Handling first chance exceptions

First chance exceptions are exceptions before they have been handled by an error handler. Every error that occurs in an application begins the error-handling process as a first chance exception. You should try to detect first chance exceptions during the development process to determine how and why they are occurring. You can also capture exceptions during the application runtime and evaluate them at that point.

To configure Visual Studio to detect first chance exceptions, ensure that the Thrown box is checked for the Common Language Runtime Exception row in the DEBUG Exceptions dialog box, as shown in Figure.

Enabling detection of first chance exceptions in Visual Studio

FIGURE Enabling detection of first chance exceptions in Visual Studio

When you make this selection, every exception thrown while running in debug mode will be captured by the debugger. You can examine the exception as soon as it is thrown to find and manage other exceptions that might be handled but should not be occurring, or to trace the error through the application flow to ensure that it is properly handled. Figure shows the outcome of an exception. As soon as it is thrown, the debugger catches the exception and displays it.

Throw First Chance Exception

The ability to catch first chance exceptions in Visual Studio is a significant advantage. It helps you find problems that might be mistakenly hidden, such as those handled by an empty catch block or those that are entirely mishandled. Because exceptions affect performance, you can find errors that are being handled but should not be occurring, such as when trying to parse an object. You can identify those items and correct them, by changing the Parse method to a TryParse method, for example.

Capturing first chance exceptions in the debugger gives you the opportunity to manage and control exceptions before they make it to the production environment. However, that does not mean you can find all errors. An unexpected condition in production can cause a special error condition that did not occur during development. Fortunately, you can catch first chance exceptions in your ASP.NET MVC application by inserting code in the Global.asax file. Demonstrates how to handle FirstChanceExceptions in your application by setting the event handler.
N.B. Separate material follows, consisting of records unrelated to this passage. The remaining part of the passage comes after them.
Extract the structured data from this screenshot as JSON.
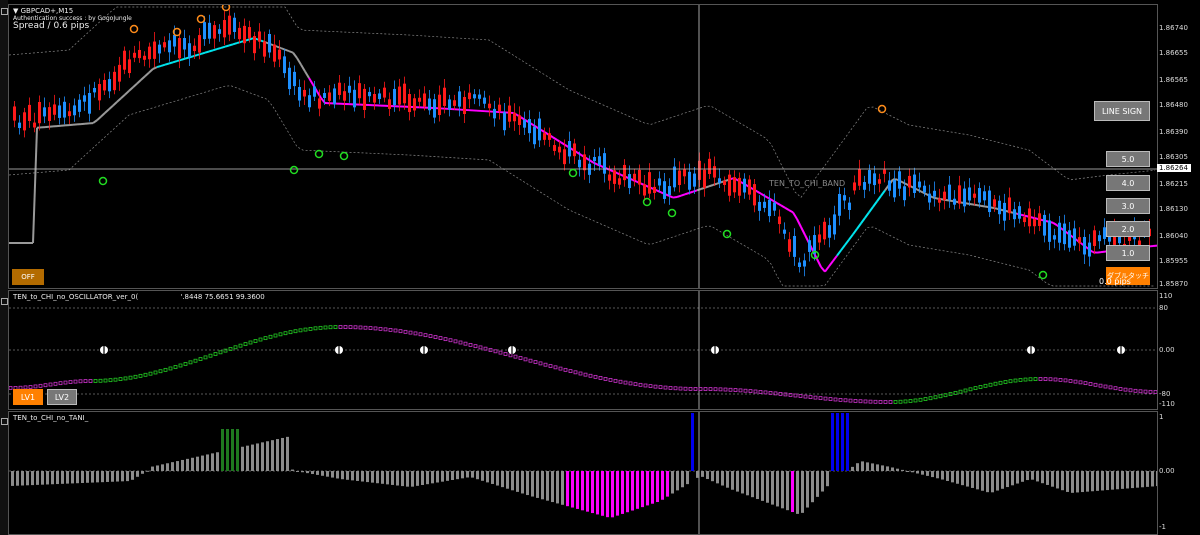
{
  "main_chart": {
    "symbol_label": "GBPCAD+,M15",
    "sub_label": "Authentication success : by GogoJungle",
    "spread_label": "Spread / 0.6 pips",
    "price_axis": [
      "1.86740",
      "1.86655",
      "1.86565",
      "1.86480",
      "1.86390",
      "1.86305",
      "1.86215",
      "1.86130",
      "1.86040",
      "1.85955",
      "1.85870"
    ],
    "current_price": "1.86264",
    "line_sign_button": "LINE SIGN",
    "level_buttons": [
      "5.0",
      "4.0",
      "3.0",
      "2.0",
      "1.0"
    ],
    "bottom_right_label": "0.0 pips",
    "orange_jp_button": "ダブルタッチ",
    "off_button": "OFF",
    "overlay_text": "TEN_TO_CHI_BAND"
  },
  "oscillator": {
    "label": "TEN_to_CHI_no_OSCILLATOR_ver_0(",
    "values_label": "'.8448 75.6651 99.3600",
    "axis": [
      "110",
      "80",
      "0.00",
      "-80",
      "-110"
    ],
    "buttons": [
      "LV1",
      "LV2"
    ]
  },
  "histogram": {
    "label": "TEN_to_CHI_no_TANI_",
    "axis": [
      "1",
      "0.00",
      "-1"
    ]
  },
  "colors": {
    "bull": "#1e90ff",
    "bear": "#ff1a1a",
    "ma_up": "#00e5ee",
    "ma_down": "#ff00ff",
    "ma_flat": "#999999",
    "osc_up": "#22cc22",
    "osc_down": "#cc33cc",
    "hist_grey": "#8c8c8c",
    "hist_green": "#1f7a1f",
    "hist_magenta": "#ff00ff",
    "hist_blue": "#0000ee"
  }
}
 Configure First Chance Exception in code

Using first chance exception functionality enables you to add logging or some other error management technique into your application that will be called whenever an exception in your application is thrown. This is just a notification, however, and it can cause its own set of issues. You also have to be careful when managing code within the FirstChanceException method because an error in that method causes a FirstChanceException to be called. This results in a StackOverflow exception because of the recursive calling of FirstChanceException.
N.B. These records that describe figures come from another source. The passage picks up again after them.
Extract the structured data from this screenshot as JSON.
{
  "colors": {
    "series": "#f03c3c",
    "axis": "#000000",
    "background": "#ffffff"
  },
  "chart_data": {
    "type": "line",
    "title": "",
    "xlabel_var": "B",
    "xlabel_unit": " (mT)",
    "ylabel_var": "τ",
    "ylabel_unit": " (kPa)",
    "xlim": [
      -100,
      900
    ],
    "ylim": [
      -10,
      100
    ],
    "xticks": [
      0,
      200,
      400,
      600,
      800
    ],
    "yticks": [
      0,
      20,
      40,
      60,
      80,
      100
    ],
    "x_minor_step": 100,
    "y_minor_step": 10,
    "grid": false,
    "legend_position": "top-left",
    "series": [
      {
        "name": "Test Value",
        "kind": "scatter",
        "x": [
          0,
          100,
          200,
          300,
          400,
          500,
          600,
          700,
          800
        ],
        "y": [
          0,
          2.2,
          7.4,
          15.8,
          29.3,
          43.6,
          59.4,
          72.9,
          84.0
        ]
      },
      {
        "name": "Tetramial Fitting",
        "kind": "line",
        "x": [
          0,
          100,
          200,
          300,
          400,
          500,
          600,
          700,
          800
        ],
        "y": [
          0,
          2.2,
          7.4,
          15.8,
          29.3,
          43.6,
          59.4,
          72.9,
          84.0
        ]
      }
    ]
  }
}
The notification of the error does not do or allow anything to handle the error; it is simply a notification that the error has occurred. After the event, has been raised, and after the appli­cation calls the event handler, the application will continue to process the error normally. The Common Language Runtime (CLR) will also suspend thread aborts while the notification event is being processed, so the thread cannot be affected until after the handler has completed processing.

There are several ways to use first chance exception handling in your ASP.NET MVC appli­cation. The first is as a universal logging processor that standardizes logging efforts. However, you must be sure to handle the error. It might be appropriate to manage the work being done in the first chance exception handler through a configuration setting. This way you can control the risk of using first chance exception notification by enabling it only when needed.